The new stand set Spurs back more money than they'd ever imagined; nearly 15 years later, they're still paying. The bill is 12 points and no Cup run. Then again, the whole dispiriting football-as-commerce idea was just one part of that tainted footballing era, the Eighties, along with the cold violence of the crowds and the devastating loss of lives. Greed and sham accounting might not be as desperate and awful as the human tragedies of Heysel and Hillsborough, but they do rot the spirit.

According to Sugar's dark pronouncements, there are a lot of chairmen out there with something to confess. This makes you feel even worse because if he's right then the people who run football are never going to do anything about it, otherwise they'll find themselves with a maimed Premiership and a few rounds short of an FA Cup.

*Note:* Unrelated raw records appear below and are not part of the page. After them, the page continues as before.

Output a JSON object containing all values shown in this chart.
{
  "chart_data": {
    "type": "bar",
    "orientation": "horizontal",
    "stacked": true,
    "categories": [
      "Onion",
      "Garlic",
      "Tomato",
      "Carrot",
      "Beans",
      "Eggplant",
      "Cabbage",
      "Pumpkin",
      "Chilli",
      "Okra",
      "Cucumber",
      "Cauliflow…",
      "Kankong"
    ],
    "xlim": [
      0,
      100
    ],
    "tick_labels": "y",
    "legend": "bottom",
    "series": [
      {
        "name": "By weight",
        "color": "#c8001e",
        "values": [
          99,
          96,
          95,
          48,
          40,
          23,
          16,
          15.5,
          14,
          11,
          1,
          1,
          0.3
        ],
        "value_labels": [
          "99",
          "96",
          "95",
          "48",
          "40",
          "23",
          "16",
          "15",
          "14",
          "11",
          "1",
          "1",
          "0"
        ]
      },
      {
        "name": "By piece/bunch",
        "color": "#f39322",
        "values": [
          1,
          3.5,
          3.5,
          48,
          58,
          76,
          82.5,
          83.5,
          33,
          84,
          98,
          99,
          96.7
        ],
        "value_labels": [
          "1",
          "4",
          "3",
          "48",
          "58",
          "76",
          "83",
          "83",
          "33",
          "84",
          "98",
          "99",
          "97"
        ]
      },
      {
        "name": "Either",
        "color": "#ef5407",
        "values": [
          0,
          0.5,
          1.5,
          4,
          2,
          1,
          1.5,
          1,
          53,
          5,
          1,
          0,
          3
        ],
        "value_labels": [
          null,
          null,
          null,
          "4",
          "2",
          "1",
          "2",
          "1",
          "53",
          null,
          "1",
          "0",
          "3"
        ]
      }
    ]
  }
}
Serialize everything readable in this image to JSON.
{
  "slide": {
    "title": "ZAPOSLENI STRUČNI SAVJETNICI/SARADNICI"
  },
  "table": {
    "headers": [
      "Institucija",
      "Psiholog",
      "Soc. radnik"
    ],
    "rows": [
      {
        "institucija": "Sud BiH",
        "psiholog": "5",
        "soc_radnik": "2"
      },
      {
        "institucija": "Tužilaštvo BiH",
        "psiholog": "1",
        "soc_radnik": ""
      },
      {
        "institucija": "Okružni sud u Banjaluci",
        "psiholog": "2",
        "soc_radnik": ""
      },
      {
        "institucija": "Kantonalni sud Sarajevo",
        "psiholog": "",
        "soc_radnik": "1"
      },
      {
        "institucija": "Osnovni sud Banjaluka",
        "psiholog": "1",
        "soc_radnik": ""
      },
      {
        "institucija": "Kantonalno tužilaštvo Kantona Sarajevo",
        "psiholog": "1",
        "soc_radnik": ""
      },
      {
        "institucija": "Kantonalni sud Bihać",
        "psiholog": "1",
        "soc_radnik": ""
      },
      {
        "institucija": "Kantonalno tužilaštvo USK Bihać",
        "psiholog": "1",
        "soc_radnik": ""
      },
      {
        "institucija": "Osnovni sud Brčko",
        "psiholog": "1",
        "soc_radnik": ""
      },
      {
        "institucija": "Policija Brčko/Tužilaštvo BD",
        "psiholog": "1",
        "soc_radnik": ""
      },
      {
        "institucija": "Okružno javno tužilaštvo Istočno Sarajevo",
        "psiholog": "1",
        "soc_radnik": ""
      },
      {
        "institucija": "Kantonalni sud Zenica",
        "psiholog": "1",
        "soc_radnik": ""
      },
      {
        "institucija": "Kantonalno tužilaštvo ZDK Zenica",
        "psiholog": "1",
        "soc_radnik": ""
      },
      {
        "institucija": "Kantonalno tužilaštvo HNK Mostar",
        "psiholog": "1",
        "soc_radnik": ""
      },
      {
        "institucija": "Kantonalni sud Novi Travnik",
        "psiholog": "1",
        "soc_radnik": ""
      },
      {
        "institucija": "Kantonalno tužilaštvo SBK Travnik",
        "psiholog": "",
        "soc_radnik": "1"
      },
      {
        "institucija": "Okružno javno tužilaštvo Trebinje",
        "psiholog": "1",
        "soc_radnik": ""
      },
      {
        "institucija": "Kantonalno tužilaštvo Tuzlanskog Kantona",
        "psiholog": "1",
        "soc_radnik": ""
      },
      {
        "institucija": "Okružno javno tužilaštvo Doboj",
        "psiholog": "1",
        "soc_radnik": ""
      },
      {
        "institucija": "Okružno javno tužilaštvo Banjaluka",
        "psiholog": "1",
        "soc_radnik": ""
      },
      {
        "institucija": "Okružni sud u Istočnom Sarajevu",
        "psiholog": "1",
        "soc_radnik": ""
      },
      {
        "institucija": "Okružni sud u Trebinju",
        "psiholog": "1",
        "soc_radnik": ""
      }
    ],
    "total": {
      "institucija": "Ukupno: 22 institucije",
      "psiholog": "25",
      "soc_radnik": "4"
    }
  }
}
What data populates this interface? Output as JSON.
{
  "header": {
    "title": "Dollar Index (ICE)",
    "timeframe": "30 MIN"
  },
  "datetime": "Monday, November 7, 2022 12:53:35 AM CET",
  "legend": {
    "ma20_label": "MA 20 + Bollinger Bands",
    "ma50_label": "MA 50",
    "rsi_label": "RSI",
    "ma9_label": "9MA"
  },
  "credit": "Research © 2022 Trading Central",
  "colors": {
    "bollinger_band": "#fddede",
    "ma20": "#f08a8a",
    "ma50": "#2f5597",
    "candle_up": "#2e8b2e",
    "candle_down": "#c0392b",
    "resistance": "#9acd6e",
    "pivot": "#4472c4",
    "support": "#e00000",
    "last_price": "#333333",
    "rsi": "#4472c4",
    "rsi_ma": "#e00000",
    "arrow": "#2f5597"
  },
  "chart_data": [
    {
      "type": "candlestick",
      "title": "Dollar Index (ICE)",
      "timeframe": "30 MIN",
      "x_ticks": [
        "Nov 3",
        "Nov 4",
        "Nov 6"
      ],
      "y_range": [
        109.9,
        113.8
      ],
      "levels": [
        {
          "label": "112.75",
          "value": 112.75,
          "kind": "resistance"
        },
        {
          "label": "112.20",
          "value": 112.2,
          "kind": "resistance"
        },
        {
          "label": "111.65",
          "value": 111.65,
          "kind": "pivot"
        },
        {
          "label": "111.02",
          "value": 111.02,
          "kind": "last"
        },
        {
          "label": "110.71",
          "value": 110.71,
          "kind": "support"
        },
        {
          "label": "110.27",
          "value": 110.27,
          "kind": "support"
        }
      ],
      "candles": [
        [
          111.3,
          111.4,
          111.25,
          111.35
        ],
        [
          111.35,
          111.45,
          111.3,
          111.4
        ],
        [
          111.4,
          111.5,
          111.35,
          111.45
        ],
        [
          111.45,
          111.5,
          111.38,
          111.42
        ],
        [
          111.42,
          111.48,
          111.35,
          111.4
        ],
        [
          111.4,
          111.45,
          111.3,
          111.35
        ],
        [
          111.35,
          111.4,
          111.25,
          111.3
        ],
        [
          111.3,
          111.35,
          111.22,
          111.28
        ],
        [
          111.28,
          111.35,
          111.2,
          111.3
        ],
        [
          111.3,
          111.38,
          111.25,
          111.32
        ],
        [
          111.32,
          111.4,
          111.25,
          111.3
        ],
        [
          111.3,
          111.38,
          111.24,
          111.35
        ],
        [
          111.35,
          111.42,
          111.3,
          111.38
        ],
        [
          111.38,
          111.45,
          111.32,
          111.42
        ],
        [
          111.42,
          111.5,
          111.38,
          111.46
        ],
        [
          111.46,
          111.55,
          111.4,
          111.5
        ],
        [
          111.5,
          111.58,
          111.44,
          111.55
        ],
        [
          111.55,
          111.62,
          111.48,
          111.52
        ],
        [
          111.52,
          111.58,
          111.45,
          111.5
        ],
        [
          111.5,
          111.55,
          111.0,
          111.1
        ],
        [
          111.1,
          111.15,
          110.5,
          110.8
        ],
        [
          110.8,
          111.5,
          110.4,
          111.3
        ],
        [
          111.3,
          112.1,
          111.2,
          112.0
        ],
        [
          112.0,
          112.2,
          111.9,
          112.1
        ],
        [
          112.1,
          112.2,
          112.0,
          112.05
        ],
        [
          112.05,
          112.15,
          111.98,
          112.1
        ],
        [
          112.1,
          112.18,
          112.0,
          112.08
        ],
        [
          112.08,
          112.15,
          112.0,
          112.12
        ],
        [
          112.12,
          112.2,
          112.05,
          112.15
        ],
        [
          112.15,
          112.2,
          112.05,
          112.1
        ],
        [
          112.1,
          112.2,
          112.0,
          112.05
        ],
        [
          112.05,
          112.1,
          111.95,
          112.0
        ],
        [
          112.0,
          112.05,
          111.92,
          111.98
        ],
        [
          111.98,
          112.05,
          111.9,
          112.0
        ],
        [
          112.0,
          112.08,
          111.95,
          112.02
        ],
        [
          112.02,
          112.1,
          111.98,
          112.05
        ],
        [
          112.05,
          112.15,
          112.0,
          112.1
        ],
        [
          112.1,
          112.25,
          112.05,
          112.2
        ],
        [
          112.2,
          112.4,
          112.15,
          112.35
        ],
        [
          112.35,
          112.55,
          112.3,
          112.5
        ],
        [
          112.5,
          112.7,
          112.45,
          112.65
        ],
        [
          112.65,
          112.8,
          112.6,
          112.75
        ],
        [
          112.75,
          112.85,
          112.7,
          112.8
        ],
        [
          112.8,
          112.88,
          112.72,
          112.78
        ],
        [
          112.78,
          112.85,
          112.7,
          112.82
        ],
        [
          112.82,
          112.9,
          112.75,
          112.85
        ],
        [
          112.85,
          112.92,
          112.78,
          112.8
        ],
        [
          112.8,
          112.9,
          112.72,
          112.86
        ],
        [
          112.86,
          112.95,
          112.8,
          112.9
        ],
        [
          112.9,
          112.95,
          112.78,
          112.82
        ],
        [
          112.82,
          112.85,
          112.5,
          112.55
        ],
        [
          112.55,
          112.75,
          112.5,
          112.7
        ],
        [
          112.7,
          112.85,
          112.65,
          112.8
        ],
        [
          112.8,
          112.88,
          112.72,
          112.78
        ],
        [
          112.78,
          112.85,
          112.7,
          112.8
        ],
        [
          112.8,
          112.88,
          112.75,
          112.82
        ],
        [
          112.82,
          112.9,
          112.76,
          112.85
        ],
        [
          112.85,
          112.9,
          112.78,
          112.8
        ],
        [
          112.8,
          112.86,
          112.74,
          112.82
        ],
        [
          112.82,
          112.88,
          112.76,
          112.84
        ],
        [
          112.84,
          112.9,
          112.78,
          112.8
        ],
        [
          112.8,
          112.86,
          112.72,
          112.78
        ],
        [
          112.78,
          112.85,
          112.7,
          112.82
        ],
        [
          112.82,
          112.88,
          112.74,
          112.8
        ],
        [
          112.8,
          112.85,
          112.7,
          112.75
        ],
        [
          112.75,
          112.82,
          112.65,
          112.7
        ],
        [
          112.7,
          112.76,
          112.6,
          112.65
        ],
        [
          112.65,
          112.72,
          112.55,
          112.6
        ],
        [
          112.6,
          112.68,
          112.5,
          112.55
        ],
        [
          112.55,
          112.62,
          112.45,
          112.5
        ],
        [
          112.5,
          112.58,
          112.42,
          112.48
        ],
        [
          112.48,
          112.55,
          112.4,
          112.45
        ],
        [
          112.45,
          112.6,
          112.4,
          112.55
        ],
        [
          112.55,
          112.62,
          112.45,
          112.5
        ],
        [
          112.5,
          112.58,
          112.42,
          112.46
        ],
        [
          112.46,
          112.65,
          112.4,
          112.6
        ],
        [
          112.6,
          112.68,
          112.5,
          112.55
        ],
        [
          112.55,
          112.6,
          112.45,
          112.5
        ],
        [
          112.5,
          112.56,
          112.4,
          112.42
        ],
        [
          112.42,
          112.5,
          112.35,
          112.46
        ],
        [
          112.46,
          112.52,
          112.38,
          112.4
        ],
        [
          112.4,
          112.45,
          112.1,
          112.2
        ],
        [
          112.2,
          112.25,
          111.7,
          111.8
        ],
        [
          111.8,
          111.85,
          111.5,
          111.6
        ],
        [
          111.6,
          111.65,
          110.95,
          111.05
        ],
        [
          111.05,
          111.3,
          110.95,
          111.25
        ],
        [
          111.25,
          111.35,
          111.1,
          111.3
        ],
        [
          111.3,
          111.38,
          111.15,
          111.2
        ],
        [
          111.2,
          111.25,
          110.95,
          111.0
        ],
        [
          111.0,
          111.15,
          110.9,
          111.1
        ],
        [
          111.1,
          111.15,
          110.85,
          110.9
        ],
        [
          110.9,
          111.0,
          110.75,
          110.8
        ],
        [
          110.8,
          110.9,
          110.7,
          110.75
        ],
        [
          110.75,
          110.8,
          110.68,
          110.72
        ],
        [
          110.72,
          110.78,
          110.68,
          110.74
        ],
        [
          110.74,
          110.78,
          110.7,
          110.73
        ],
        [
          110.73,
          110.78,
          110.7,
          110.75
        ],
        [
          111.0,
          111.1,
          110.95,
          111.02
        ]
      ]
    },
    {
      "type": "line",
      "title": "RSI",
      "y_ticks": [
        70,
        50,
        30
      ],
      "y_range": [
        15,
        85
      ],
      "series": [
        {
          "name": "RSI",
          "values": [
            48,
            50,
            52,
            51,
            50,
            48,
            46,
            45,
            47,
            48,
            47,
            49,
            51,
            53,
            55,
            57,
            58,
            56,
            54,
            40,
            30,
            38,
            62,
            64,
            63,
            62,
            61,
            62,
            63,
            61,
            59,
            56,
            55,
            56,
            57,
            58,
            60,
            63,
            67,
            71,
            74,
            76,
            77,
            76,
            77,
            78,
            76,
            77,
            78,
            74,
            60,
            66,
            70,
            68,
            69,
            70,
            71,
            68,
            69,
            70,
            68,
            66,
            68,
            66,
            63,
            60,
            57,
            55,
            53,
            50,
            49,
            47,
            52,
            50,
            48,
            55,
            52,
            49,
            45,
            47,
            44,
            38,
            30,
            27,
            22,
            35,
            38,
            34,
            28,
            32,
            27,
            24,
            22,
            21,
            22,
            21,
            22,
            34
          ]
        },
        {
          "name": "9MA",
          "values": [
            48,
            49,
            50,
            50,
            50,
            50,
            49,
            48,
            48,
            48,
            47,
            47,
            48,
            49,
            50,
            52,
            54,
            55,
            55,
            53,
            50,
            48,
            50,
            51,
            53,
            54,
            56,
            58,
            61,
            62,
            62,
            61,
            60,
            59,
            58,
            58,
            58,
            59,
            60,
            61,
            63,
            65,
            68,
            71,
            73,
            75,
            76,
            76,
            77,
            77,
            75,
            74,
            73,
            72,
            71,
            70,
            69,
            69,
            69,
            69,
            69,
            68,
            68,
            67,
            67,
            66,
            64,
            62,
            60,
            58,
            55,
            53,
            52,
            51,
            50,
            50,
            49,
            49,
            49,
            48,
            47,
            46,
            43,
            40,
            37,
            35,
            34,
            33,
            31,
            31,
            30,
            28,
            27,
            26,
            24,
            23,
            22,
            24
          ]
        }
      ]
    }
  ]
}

Meanwhile, we're going into next season on a minus - so far adrift before a blade of grass has been flattened or a single player has gobbed on the pitch that we're pleading for the humane dispatch of relegation. And how can there be a football season at all if you can't take part in the Cup? I try and tell myself it doesn't matter because there isn't a one in the year and Spurs only win Cups on the cusp of a decade - '01, '21, '61, '81, '91. But then we won in '62 and '82 not to mention in '67 when Terry Venables was in the team. So that's no good. I just feel embarrassed, unlucky.

It's like when you're a kid and someone in your family has been found guilty of some particularly gross misdemeanour, and everyone in your school knows. I started supporting Spurs at 12, fired by the cosmic talents of a side that went on to win the Double, in the days when Double wins didn't come in six-packs. But if I were 12 now, I wouldn't be a Spur.

Sugar? I suspect that inside that stubble-chinned, furrow-faced, bolshy exterior beats the heart of a football romantic, so on that basis I'm on his side. At the moment he's confined himself mainly to scowls from the back seat of his limo and has been filmed coming down more flights of steps than Fred Astaire and Ginger Rogers.

A bit of inspirational leadership is what's required now. Ossie Ardiles is trying his best but his oratory in adversity is even more confusing than when he's his normal chirpy self. No, it's got to be Sugar. I don't expect a song-and-dance routine, and the man is never going to die of excess bonhomie, but a bit of We-will-fight-them- on-the-beaches rabble-rousing wouldn't go amiss for the stricken fans. Sugar's motives may not be as Corinthian as you might like, but you still want him to make sure that the people who polluted Spurs and brought them so low won't get away with it. Whoever they are. And then I really will buy another Amstrad.